At a minmimum, there should have been a clearer understanding that the advisor was going to do this, so the client can be prepared.

Ideally, yea, try to spread this over a few years.

Look... I get WHY the advisor did what he did. That's what he is paid to do. The client was very heavy in a bunch of old, low-basis stock.

The tax is important. But, more and more, we are having to do tax planning around both Medicare premium adjustments like this, but also Marketplace subsidies.

You are seeing a lot of people retire at 60, 61 etc without any retiree health insurance. Cobra sometimes is an option but hella expesnsive, and that runs out. So there are more and more people who are going on the marketplace for 2-3 years as a bridge to Medicare. Because the subsidies are income based, they are looking to keep their income down yet still have cash needs. It's causing hard looks at drawing down Roth balances and drawing down non-retirement assets, delaying social security benefits, etc until after they are on Medicare. Long term, those might not be the best options, but there is such a concern about those premiums.
Posted by Browncd81
Member since Nov 2020
488 posts
Posted on 3/18/23 at 3:35 pm to
quote:

Look... I get WHY the advisor did what he did. That's what he is paid to do. The client was very heavy in a bunch of old, low-basis stock.
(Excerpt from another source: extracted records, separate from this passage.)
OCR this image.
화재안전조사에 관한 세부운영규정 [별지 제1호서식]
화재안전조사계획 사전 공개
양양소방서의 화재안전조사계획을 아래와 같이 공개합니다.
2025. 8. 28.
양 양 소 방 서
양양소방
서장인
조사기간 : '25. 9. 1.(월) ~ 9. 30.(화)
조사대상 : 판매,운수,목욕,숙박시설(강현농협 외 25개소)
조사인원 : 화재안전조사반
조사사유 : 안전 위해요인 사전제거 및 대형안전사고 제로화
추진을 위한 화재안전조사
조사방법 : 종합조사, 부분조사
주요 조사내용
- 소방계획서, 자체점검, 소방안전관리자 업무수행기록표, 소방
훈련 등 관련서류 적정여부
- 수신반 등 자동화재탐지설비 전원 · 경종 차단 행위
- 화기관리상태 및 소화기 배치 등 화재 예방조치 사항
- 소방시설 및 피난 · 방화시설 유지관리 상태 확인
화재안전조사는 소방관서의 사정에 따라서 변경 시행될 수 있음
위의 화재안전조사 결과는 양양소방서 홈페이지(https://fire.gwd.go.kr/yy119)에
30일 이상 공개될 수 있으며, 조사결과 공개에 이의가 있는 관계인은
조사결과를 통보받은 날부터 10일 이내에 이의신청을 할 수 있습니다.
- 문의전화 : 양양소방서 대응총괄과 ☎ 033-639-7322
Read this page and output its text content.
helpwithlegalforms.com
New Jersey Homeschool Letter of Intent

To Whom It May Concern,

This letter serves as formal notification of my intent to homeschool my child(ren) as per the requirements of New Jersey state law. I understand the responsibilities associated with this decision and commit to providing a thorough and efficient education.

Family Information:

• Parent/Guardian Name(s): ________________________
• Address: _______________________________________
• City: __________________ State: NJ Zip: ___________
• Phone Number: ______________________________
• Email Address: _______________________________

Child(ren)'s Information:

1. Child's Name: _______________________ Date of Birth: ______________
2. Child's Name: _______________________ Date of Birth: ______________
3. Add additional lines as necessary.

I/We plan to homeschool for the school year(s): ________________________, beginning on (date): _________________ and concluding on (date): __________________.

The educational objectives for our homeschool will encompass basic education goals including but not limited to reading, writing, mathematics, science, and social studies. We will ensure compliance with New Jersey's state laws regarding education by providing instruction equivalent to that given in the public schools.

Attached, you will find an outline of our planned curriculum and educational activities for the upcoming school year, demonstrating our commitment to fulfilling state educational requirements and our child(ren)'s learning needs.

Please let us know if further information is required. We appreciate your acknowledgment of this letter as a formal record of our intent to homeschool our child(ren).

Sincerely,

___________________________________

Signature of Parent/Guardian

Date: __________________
Basically they're not paid on alphas and betas of portfolio performance against nominal performance of same specific allocation.. they're just paid on trading commissions plus a management fee regardless of performance, correct? So the whole incentive structure is not even in client's favor.

Same as a real estate agent that is incentivized to get the seller to cut the price for a quick sale. The RE agent gets to do half the showings and only loses a few percentage points from their commission.